The Indiegogo partnership, on the other hand, is a decent way of getting in on the ground floor of the next generation of innovative companies. In practice, this provides “qualified entrepreneurs” on the site with free access to the IBM Watson IoT platform for an unlimited time period. In the same vein, IBM has also been bringing in a lot of very young people in to make the physical space more “millennial friendly”. Interestingly, the girl I spoke with was extremely enthusiastic and had no idea the company traditionally had such a dry image.
Yet the real stumbling block for IBM could still be a perception one.
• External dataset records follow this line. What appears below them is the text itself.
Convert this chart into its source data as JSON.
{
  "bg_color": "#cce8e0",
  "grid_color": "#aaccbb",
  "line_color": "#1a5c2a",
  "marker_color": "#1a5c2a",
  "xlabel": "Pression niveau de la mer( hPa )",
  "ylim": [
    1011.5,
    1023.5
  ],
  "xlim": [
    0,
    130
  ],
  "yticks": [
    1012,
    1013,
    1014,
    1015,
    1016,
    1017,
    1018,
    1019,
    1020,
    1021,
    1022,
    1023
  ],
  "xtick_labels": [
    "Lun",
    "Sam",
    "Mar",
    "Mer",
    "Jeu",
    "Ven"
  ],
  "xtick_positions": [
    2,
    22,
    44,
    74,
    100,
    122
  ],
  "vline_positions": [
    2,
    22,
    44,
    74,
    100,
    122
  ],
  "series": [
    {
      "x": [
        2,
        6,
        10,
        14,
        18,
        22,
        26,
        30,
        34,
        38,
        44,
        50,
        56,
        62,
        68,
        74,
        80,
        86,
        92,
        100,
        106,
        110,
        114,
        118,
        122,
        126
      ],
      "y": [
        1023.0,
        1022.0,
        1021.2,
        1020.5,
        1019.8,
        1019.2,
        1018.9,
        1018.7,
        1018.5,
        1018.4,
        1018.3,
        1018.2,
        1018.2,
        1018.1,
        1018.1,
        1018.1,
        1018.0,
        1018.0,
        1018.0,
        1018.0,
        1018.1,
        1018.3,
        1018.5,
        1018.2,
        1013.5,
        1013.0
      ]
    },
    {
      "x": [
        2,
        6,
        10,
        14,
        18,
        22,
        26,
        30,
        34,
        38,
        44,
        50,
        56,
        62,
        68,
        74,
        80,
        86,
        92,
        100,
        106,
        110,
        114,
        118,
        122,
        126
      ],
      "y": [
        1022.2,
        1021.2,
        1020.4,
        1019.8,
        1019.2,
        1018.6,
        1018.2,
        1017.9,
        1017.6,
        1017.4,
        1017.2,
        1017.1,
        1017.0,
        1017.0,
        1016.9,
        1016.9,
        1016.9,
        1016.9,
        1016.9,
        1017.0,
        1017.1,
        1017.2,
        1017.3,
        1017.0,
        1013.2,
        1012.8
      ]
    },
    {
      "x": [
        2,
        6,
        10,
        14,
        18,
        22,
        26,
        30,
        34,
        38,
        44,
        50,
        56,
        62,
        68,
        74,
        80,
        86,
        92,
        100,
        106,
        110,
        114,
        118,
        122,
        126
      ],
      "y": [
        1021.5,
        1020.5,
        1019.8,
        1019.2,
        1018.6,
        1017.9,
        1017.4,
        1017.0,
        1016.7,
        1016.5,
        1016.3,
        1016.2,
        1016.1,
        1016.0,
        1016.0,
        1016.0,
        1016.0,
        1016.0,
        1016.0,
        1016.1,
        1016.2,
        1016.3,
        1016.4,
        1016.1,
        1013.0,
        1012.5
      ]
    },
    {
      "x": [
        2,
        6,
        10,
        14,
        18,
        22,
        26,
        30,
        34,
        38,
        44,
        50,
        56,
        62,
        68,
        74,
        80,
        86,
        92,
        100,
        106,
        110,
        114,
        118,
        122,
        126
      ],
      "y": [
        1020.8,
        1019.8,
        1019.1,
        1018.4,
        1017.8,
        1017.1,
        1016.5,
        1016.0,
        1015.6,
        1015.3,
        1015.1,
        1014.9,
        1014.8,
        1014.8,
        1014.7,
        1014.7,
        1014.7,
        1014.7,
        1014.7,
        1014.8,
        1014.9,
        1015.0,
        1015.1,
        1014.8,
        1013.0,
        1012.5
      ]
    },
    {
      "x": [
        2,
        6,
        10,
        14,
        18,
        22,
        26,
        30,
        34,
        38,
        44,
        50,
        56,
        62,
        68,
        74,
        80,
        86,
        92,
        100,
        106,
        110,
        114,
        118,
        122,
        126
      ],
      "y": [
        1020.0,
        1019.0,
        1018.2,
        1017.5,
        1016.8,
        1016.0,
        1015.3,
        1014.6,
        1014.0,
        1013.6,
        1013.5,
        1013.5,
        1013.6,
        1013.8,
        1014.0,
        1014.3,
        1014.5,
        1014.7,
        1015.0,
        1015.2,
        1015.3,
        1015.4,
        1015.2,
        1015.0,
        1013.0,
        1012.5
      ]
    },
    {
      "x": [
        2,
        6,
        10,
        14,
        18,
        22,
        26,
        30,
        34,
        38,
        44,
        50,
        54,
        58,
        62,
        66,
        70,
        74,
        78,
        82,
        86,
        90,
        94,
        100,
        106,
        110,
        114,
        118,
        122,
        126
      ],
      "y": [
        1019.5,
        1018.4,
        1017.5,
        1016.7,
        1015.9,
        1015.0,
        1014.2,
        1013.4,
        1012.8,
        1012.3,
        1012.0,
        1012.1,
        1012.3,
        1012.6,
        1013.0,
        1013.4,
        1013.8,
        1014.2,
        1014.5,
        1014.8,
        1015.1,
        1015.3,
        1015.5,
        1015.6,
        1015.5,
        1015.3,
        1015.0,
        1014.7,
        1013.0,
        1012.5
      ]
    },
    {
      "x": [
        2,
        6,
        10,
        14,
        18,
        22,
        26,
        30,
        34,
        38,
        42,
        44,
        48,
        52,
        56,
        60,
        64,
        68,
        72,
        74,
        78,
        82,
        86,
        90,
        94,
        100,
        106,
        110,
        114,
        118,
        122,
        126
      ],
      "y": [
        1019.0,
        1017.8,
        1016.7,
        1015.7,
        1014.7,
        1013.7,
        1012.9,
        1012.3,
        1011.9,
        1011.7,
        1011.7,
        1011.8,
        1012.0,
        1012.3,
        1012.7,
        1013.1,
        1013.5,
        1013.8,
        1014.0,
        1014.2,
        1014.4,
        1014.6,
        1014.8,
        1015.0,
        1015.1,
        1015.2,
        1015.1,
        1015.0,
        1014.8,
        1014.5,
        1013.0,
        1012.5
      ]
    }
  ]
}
Last year I spoke to a number of people about AI-as-a-service in the light of Infosys’ launch of its Mana project and what emerged most strongly was what a poor reputation IBM had in the AI space compared to Google. Many dismissed Watson as mere machine learning.
During his initial keynote Kelly was very keen to highlight the difference between machine learning, AI and cognitive computing [a PDF white paper he produced on the subject can be found here]. Yet whichever way you look at it, nuanced definitions never stick as well as an easy blanket perception.
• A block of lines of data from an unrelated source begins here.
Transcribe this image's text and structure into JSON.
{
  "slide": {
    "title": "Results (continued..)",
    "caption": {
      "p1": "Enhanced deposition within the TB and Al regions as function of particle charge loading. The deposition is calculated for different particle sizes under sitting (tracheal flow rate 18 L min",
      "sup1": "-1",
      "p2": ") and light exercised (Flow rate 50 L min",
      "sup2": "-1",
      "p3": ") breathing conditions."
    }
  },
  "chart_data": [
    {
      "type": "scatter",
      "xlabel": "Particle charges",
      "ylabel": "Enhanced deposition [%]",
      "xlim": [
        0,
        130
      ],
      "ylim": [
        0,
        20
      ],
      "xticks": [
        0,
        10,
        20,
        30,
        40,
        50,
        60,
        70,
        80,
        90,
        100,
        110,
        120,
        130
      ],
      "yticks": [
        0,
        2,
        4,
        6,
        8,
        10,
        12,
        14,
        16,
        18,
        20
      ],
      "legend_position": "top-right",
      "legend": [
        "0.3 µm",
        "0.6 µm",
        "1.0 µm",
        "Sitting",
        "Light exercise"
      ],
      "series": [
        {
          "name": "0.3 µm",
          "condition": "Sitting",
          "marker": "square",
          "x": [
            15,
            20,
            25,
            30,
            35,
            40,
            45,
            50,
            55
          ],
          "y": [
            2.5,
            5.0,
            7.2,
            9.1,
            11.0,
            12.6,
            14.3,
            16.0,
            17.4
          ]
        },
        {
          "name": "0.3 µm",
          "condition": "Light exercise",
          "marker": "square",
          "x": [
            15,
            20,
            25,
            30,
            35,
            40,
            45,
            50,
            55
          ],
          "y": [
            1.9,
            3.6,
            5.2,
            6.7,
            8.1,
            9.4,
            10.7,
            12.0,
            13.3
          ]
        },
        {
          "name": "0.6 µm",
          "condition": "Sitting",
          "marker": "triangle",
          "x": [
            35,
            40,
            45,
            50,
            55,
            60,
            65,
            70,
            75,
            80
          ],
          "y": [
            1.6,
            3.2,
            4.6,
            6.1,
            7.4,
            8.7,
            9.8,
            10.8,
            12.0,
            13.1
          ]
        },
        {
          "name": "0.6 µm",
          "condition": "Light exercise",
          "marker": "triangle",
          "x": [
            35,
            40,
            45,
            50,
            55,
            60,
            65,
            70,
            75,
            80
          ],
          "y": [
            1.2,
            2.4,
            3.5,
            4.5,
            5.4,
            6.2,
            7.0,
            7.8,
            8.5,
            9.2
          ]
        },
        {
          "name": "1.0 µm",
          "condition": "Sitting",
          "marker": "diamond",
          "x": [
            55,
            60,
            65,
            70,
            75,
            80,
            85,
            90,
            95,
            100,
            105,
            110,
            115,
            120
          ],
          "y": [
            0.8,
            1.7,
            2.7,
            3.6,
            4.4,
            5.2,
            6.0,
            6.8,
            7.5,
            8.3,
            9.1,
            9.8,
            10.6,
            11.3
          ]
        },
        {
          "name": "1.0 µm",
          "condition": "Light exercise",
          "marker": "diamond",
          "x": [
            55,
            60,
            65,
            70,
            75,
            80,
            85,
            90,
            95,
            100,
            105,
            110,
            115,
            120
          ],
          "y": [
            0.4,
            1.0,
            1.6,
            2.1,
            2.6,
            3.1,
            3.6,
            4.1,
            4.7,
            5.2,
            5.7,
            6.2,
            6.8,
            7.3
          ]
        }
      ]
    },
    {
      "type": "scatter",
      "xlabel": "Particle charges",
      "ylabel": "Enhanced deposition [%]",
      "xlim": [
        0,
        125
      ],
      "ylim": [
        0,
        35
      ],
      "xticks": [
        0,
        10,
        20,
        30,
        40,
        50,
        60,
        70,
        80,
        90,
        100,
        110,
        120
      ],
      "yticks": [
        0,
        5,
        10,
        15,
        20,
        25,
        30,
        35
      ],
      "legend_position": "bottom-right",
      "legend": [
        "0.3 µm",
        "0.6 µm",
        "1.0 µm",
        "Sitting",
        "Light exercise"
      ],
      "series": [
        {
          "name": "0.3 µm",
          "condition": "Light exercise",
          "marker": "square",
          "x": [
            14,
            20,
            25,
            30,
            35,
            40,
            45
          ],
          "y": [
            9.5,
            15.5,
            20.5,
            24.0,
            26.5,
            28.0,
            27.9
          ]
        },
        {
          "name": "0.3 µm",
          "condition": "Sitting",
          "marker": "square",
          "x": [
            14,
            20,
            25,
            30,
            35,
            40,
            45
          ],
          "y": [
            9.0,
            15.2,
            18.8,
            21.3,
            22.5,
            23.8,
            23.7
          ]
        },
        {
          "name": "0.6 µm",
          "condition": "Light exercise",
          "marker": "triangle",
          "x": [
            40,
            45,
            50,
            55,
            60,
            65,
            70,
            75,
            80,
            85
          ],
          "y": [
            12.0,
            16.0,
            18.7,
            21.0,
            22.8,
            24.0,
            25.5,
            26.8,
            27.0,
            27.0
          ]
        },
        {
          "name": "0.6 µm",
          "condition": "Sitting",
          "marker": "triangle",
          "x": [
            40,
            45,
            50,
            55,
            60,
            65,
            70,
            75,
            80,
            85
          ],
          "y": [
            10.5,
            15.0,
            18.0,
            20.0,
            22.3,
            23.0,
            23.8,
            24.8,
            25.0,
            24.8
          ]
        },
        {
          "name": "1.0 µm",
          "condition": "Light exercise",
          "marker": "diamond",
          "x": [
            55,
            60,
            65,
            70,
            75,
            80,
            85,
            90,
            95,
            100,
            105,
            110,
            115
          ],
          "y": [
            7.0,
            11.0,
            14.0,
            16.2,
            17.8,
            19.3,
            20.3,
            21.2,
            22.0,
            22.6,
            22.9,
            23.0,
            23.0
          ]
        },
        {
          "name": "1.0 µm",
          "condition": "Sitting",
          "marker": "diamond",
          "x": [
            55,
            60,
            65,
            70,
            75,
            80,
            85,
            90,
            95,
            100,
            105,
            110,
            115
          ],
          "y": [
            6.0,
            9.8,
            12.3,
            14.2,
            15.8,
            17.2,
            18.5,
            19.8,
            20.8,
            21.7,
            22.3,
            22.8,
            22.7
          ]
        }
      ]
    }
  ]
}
When I put this to the IBM research team during a group interview Dinesh C Verma, IBM Fellow of Distributed Cognitive Systems conceded the work Watson does is “not as visible” as the work of Google DeepMind, but then again, it is not a consumer solution. This is aimed squarely at the enterprise, he explained, and the mix of abilities that IBM offers securely via its cloud platform are “more important” to clients.
So, what might clients think? Well, the launch event also included the true client experience via the standard building tour. This incorporated four different floors of the 30-odd story structure and highlighted some of the incredible expertise available.
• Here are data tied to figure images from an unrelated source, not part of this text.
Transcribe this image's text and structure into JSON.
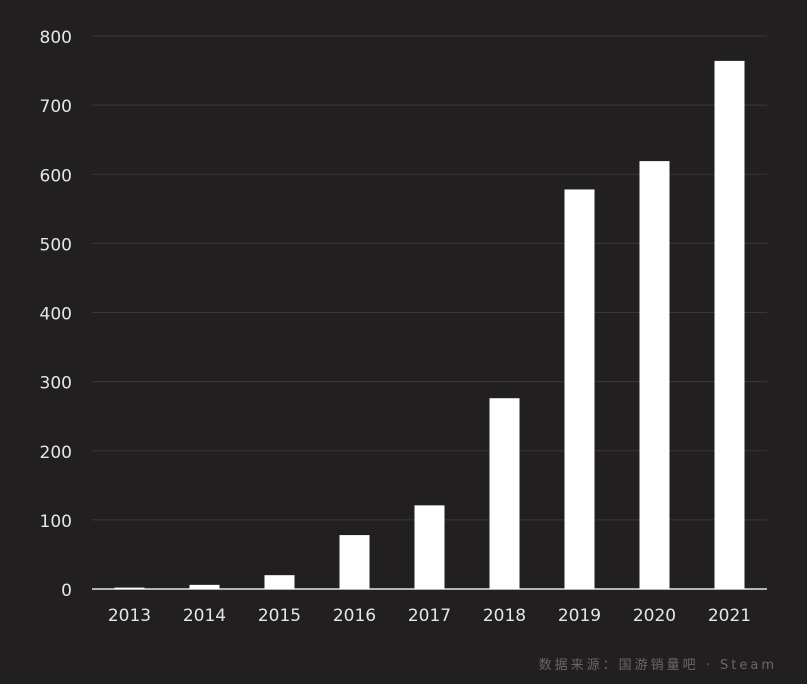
{
  "chart_data": {
    "type": "bar",
    "categories": [
      "2013",
      "2014",
      "2015",
      "2016",
      "2017",
      "2018",
      "2019",
      "2020",
      "2021"
    ],
    "values": [
      2,
      6,
      20,
      78,
      121,
      276,
      578,
      619,
      764
    ],
    "y_ticks": [
      "0",
      "100",
      "200",
      "300",
      "400",
      "500",
      "600",
      "700",
      "800"
    ],
    "ylim": [
      0,
      800
    ],
    "grid": true,
    "colors": {
      "background": "#221f20",
      "bar": "#ffffff",
      "grid": "#3a3737",
      "axis": "#e6e6e6",
      "text": "#e6e6e6"
    }
  },
  "source": "数据来源：国游销量吧 · Steam"
}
One level – which was led by the brilliant John Cohn – was dedicated to modelling the building itself as a showcase. Another featured the “IoT consultancy” which boasted lots of post-it notes and used design principles to quickly help deliver viable working prototypes. While in the Industry Lab, Heike Kammerer, who heads it up, explained “this is not a research lab or a showroom, although it might look like it”. Instead it is a home for real working projects – like a robotic arm that can follow voice commands.
The Watson Internet of Things new headquarters certainly provides a range of highly impressive ideas which fit the zeitgeist and, by no means, mirror the traditional picture of IBM or even a fun established R&D centre like Hursley in the UK. Every trendy feature is in evidence. Yet despite the foosball machine and fridges of soft drinks it certainly doesn’t smack of some young startup.
The one thing that did strike me though, was that for all the talk about creating this model sensor-driven environment, the building itself was baking hot. The bright February sun streamed relentlessly through the greenhouse windows and so, by the time I stepped out of the high-speed glass elevator and emerged into the fresh air, I wondered if some of those clever calculations had gone awry.